Operasyon Triton: Üç ülke, tek örgütlü ağ
13 kız çocuğunun kaçırılmasının ardından başlatılan Operasyon Triton, insan kaçakçılarının işleyişini adım adım ortaya çıkardı:
- Fildişi Sahili: Gerçek yaşları gizlemek için sahte kimlik belgeleri üretildi.
- Fas: Çocukların Kanarya Adaları’na geçişi organize edildi.
- İspanya: Adalarda ve Madrid’de “güvenli evlerde” saklanan çocuklar Fransa’ya gönderildi.
- Fransa: Nihai varış noktası; çocukların seks ticareti pazarına sokulduğu yer.
Soruşturmada İspanya’nın farklı noktalarında 11 kişi gözaltına alındı. Dördü, suç örgütü üyeliği, belge sahteciliği, insan ticareti ve çocuk pornografisi gibi ağır suçlardan tutuklandı.
'Canavarların olduğu bir dünyada yaşıyoruz'
Candil, yerel bir gazeteye verdiği demeçte şunları söyledi: “Gerçek şu ki, canavarların olduğu bir dünyada yaşıyoruz.
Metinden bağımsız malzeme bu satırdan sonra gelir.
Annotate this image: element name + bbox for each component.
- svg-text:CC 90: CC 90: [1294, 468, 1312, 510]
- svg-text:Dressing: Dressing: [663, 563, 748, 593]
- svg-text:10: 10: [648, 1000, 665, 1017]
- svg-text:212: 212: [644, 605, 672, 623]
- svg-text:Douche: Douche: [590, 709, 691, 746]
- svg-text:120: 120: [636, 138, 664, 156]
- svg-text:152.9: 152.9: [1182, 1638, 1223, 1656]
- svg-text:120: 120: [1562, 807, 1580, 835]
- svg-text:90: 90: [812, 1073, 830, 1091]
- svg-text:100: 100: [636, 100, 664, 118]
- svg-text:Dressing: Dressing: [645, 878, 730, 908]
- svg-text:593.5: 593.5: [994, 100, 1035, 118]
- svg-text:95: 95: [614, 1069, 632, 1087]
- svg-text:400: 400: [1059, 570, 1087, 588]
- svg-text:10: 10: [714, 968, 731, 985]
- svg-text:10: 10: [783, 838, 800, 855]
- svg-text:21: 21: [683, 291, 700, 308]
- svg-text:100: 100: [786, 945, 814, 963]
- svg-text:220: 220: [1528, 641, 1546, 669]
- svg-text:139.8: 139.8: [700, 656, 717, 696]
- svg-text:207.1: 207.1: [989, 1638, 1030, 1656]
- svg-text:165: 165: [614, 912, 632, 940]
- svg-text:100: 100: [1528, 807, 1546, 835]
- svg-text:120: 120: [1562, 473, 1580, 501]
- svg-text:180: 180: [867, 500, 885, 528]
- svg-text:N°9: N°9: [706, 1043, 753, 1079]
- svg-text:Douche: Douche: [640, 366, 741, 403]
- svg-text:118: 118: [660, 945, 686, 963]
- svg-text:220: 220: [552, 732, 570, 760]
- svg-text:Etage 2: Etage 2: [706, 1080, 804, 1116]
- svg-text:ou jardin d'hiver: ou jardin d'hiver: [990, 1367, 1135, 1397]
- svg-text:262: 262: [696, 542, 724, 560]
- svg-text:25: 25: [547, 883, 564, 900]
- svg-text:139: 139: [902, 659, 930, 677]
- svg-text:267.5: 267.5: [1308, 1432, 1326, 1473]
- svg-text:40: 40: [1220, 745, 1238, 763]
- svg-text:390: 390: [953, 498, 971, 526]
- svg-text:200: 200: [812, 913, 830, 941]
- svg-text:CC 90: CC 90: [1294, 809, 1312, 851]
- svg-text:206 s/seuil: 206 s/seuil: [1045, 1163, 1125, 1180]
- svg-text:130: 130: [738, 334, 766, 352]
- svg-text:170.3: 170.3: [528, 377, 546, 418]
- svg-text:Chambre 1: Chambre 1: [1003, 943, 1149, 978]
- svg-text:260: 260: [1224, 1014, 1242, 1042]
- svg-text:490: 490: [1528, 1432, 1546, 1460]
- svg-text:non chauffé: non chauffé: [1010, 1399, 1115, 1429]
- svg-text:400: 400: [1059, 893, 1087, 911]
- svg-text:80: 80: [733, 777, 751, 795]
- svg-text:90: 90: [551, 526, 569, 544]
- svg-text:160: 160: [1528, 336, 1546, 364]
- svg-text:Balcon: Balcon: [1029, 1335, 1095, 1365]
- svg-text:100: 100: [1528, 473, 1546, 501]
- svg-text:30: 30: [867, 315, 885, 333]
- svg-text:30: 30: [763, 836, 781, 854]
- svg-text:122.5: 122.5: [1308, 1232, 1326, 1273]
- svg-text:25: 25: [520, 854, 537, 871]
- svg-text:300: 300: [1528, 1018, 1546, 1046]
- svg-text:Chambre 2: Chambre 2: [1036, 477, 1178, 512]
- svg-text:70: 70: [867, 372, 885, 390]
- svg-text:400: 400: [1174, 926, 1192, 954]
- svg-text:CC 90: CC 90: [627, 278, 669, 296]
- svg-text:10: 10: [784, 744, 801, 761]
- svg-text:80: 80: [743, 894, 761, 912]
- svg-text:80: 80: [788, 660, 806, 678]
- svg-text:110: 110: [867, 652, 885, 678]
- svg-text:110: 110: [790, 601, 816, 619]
Bu sadece korunmaya muhtaç çocuklar için değil, normal ailelerde büyüyen çocuklar için de böyle.”
Yetkililere göre, adalara gelen pek çok çocuk, zaten daha en baştan Avrupa’nın başka kentlerine geçmek üzere çetelerle pazarlık yapmış oluyor. Dolayısıyla kaçışlar yalnızca sistemin zafiyeti değil, aynı zamanda önceden kurulmuş bir planın parçası.
Sadece çocuklar değil: Kadınlar da voodoo ritüelleriyle korkutulup seks köleliğine zorlanıyor. The Telegraph’ın ulaştığı bilgiler, Kanarya Adaları’nın yalnızca çocuk ticareti için değil, kadınların Avrupa’ya taşınarak fuhşa zorlandığı bir rota haline geldiğini de gösteriyor.
Las Palmas’ta görülen bir davada, Nijeryalı dört erkek ve üç kadın; voodoo ritüelleri, borçlandırma yöntemleri ve fiziksel şiddetle kadınları seks köleliği içinde tutmakla suçlanıyor.
Bir kadın, Avrupa’ya getirilmesi karşılığında kendisine 55 bin euro borç çıkarıldığını, ödeyemediği takdirde ailesinin öldürüleceğinin söylendiğini anlatıyor.
Bu kadınlar, Yunanistan–Paris–Madrid hattı üzerinden Kanarya Adaları’na taşınıp: Puerto del Carmen’de, Madrid’in arka sokaklarında, Bask bölgesindeki bir genelevde zorla çalıştırıldı.
İspanya’daki 'gri fuhuş alanı' sorunu
İspanya’da fuhuş tamamen yasak değil; ancak düzenlenmiş de değil. Binlerce kadın (çoğu yabancı) sokaklarda ve genelevlerde çalışıyor. Geçen yıl polis 8.000 kadın seks işçisi tespit etti. Yalnızca 250’si insan ticareti mağduru olduğunu bildirdi. Gerçek sayının çok daha yüksek olduğu düşünülüyor.